Lists can be of any type, and type inference works here as well. Have a look at the following code:

> let myList = ["One"; "Two"; "Three"];;
val myList : string list = ["One"; "Two"; "Three"]

However, if you mix the types in a list, the compiler will get confused about the actual type used:

let myList = ["One"; "Two"; 3.0];; 
...
This expression was expected to have type
string but here has type float 

Tip

Downloading the example code

You can download the example code files for all Packt books you have purchased from your account at http://www.packtpub.com. If you purchased this book elsewhere, you can visit http://www.packtpub.com/support and register to have the files e-mailed directly to you.

Concatenating lists

Concatenating lists is useful when you want to add lists together. This is done using the @ operator. Have a look at the following code where the @ operator is used:

> let myNewList = [1;2;3] @ [4;5;6];;

val myNewList : int list = [1; 2; 3; 4; 5; 6]

> myNewList;;
val it : int list = [1; 2; 3; 4; 5; 6]

Let's have a look at some of the most commonly used functions in the List Module: Length, Head, Tail, map, and filter respectively.

The function Length will simply return the length of the list:

> myNewList.Length;;
val it : int = 6

If you want the first element of a list, use Head:

> myNewList.Head;;
val it : int = 1

The rest of the list, meaning all other elements except the Head, is defined as the Tail:

> myNewList.Tail;;
val it : int list = [2; 3; 4; 5; 6]

You can also do some more interesting things with lists, such as calculating the square of all the elements one by one. Note that it's an entirely new list returned from the map function, since lists are immutable. This is done using higher-order functions, where List.map takes a lambda function defined to return the value of x*x as seen in the following code:

> List.map (fun x -> x * x) myNewList;;
val it : int list = [1; 4; 9; 16; 25; 36]

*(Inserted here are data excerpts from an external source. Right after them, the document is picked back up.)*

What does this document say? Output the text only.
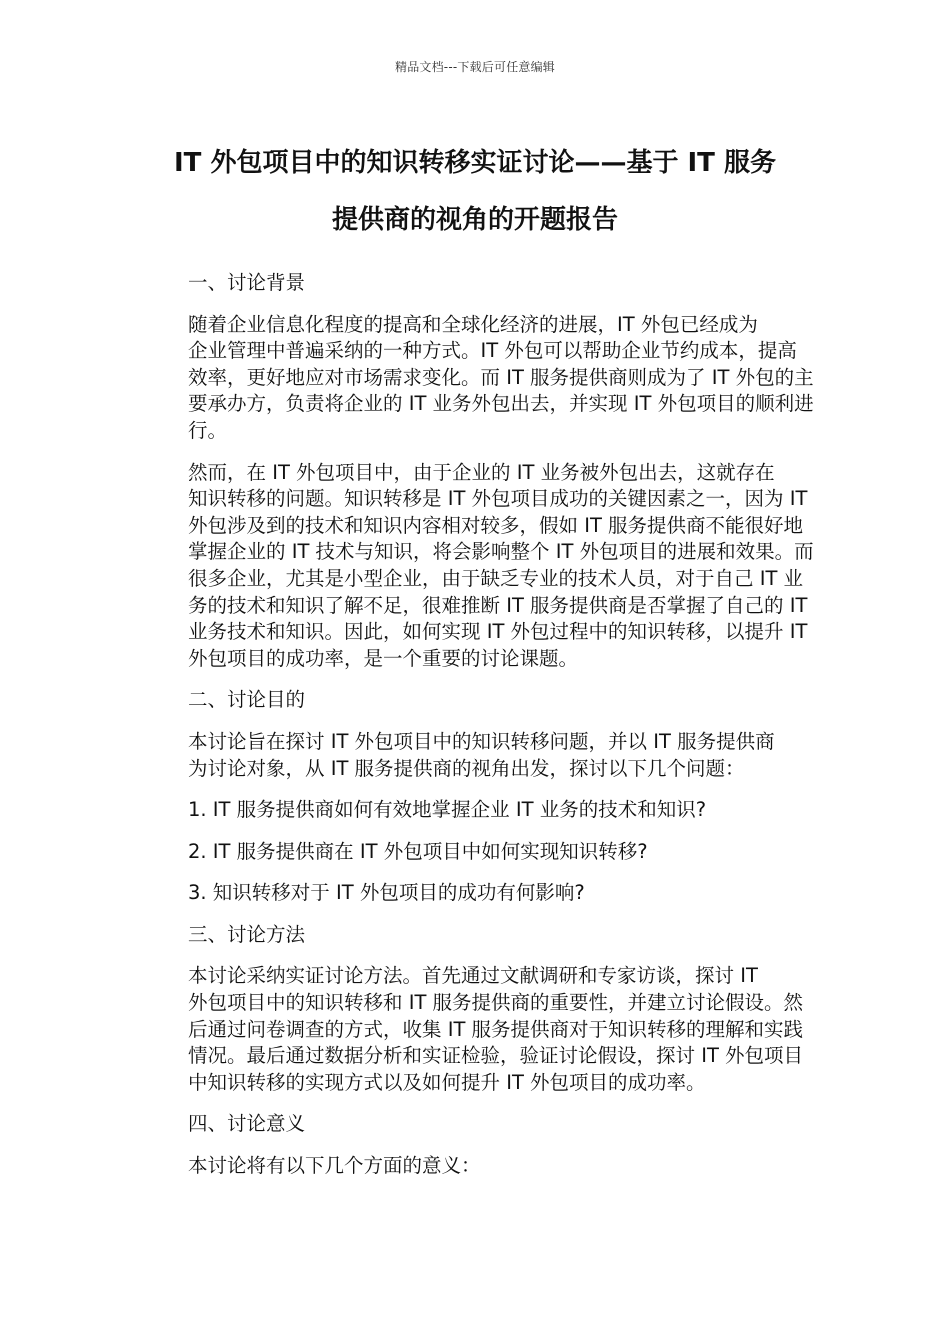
精品文档---下载后可任意编辑
IT 外包项目中的知识转移实证讨论——基于 IT 服务
提供商的视角的开题报告
一、讨论背景
随着企业信息化程度的提高和全球化经济的进展，IT 外包已经成为
企业管理中普遍采纳的一种方式。IT 外包可以帮助企业节约成本，提高
效率，更好地应对市场需求变化。而 IT 服务提供商则成为了 IT 外包的主
要承办方，负责将企业的 IT 业务外包出去，并实现 IT 外包项目的顺利进
行。
然而，在 IT 外包项目中，由于企业的 IT 业务被外包出去，这就存在
知识转移的问题。知识转移是 IT 外包项目成功的关键因素之一，因为 IT
外包涉及到的技术和知识内容相对较多，假如 IT 服务提供商不能很好地
掌握企业的 IT 技术与知识，将会影响整个 IT 外包项目的进展和效果。而
很多企业，尤其是小型企业，由于缺乏专业的技术人员，对于自己 IT 业
务的技术和知识了解不足，很难推断 IT 服务提供商是否掌握了自己的 IT
业务技术和知识。因此，如何实现 IT 外包过程中的知识转移，以提升 IT
外包项目的成功率，是一个重要的讨论课题。
二、讨论目的
本讨论旨在探讨 IT 外包项目中的知识转移问题，并以 IT 服务提供商
为讨论对象，从 IT 服务提供商的视角出发，探讨以下几个问题：
1. IT 服务提供商如何有效地掌握企业 IT 业务的技术和知识?
2. IT 服务提供商在 IT 外包项目中如何实现知识转移?
3. 知识转移对于 IT 外包项目的成功有何影响?
三、讨论方法
本讨论采纳实证讨论方法。首先通过文献调研和专家访谈，探讨 IT
外包项目中的知识转移和 IT 服务提供商的重要性，并建立讨论假设。然
后通过问卷调查的方式，收集 IT 服务提供商对于知识转移的理解和实践
情况。最后通过数据分析和实证检验，验证讨论假设，探讨 IT 外包项目
中知识转移的实现方式以及如何提升 IT 外包项目的成功率。
四、讨论意义
本讨论将有以下几个方面的意义：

Another interesting function is the filter function of lists, which will return a new list matching the filter criteria:

> List.filter (fun x -> x < 4) myNewList;;
val it : int list = [1; 2; 3]

Tuples

Tuples are a group of unnamed but ordered values. The values can be of different types, if needed. You can think of them as more flexible versions of the Tuple class in C#.

// Tuple of two floats
(1.0, 2.0)

// Tuple of mixed representations of numbers
(1, 2.0, 3, '4', "four")

// Tuple of expressions
(1.0 + 2.0, 3, 4 + 5)

Let's analyze the type information from the tuples in the REPL. The first tuple has the type information:

> (1.0, 2.0);;
val it : float * float = (1.0, 2.0)

The * symbol is used to separate the type elements for a tuple. It's simply a tuple of two floats. The next one is a bit more complex:

> (1, 2.0, 3, '4', "four");;
val it : int * float * int * char * string = (1, 2.0, 3, '4', "four")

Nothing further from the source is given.